Here are the details:
Not even 24 hours after Collin was born, we were sent to the Cincinnati Children’s Hospital to have an EKG and ultrasound of his heart. Couple the shock of your newborn having a heart defect with the mere 24 hour old trauma of having an unmedicated labor and delivery (medicated or not, labor and delivery is a traumatic experience), absolutely no sleep, and my husband and I were barely coherent.
I just wanted to snuggle my newborn little person, but instead had to huddle over him and hold his startled little arms as the ultrasound tech rubbed Collin’s chest with an infant-sized ultrasound wand: rubbed his newborn, sensitive skin which grew redder with every 10 minutes that passed. For an hour and a half, my husband and I stood with our boy who wailed, drifting in and out of sleep and discomfort.
I was allowed to nurse him, but not to continue to hold him.

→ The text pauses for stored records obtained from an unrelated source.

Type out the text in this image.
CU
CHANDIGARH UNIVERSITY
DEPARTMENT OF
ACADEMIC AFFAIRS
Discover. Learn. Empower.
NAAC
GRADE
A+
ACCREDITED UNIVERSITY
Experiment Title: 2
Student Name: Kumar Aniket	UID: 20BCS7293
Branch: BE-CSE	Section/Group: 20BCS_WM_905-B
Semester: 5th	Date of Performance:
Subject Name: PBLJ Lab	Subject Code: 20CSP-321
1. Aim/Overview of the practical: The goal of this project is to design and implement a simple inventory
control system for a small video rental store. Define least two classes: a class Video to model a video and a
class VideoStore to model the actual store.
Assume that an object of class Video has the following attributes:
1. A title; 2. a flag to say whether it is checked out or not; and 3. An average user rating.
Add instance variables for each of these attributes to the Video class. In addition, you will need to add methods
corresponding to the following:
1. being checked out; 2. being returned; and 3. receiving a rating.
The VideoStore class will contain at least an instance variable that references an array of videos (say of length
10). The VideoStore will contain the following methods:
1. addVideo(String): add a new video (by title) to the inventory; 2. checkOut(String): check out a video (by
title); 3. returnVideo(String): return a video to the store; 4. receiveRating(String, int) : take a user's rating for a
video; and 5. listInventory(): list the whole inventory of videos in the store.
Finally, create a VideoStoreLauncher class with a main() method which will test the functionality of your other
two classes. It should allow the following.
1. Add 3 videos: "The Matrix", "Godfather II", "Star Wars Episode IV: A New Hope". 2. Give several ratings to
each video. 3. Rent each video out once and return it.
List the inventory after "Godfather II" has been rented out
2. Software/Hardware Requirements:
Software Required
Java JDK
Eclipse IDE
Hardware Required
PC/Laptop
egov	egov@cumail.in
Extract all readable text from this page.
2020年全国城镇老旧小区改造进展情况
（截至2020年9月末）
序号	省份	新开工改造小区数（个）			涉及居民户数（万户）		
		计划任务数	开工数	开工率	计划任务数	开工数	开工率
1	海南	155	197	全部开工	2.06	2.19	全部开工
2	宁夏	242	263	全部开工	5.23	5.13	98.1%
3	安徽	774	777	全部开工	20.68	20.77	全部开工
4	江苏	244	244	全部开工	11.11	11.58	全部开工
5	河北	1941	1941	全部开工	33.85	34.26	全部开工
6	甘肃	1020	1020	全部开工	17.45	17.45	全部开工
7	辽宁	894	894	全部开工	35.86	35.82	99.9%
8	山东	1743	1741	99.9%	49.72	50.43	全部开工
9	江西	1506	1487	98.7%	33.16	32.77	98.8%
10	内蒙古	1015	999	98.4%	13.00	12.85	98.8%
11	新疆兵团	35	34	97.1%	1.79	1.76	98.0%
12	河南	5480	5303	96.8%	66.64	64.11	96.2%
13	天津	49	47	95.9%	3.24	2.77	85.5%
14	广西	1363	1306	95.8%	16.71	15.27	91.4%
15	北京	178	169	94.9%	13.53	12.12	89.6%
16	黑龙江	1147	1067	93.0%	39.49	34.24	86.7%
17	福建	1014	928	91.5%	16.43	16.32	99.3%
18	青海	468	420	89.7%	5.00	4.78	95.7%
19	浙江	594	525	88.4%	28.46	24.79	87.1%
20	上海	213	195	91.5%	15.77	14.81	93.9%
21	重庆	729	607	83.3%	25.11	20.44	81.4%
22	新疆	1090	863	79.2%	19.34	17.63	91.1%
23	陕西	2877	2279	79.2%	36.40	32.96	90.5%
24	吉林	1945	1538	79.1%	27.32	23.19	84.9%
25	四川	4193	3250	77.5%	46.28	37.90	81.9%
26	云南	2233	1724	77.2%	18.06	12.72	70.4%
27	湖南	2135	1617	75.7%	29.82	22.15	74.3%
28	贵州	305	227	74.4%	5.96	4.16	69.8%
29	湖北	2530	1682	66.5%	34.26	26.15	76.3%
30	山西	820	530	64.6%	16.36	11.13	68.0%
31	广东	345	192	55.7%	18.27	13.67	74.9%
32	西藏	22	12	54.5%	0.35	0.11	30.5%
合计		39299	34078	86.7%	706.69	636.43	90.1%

At one point I nearly flipped out when a third nurse tiptoed into the room with a syringe behind her back. Why would they hide the fact that they might want to sedate Collin from my husband and I?
Thanks be to God, my husband and I were able to pacify our son with a little sugar water on a finger tip, and no medication was necessary. (For me, breastfeeding is my main concern, and any medication can make it more challenging for the establishment and continuation of breastfeeding. Having struggled with breastfeeding our first child, I’m slightly military in zeal about not allowing interference with breastfeeding)
Finally, with the ultrasound and concluding meetings finished with the cardiologist, we were allowed to travel the hour home.
Collin has VSD: Ventricular Septal Defect.
It’s a hole in the septum (the central wall) of his heart. There are many people and children with VSD. It is a common uncommon defect. The location of Collin’s hole is the more sensitive issue, however.
The hole is located much higher up than the “normal” septal holes, closer to the valves which separate the upper chambers from the lower. The positive fact is that Collin’s hole is very small. I’ve had the privilege to listen to his sweet heart with a stethoscope and the murmur is very loud and very prominent.
This is a good thing: the louder the murmur,the harder the blood has to push through the hole, because the hole is smaller. If the hole were large, the murmur would be much quieter because it would require less pressure to pump blood through the hole. You follow? Have I lost you? I hope not… The point I want to focus on is that our cardiologist has informed us that there is a %10 chance that his heart may heal on its own. We went for a 6 month cardiology checkup Monday of this week, and his hole is still present. We must go back in 6 months and, if the hole has not closed up, Collin will be sedated and given another sonogram.
We pray for the %10.
The funny thing about my Christian religion is that whether or not Collin is spontaneously healed, I have peace about his condition. My favorite bible verse that brings me comfort in every challenge of my life is John 16:33:
“I have told you this so that you might have peace in me. In the world you will have trouble, but take courage, I have conquered the world.”
Call me a fool, but I’m not terribly anxious about Collin’s VSD. If he has to be operated on, down the road… well… my sister told me to “worry about it when it gets there”, so I won’t be thinking about that just yet.
But I do ask for healing prayer for my innocent boy’s heart of gold, through the intercession of Bl. John Paul The Great. Thank you all!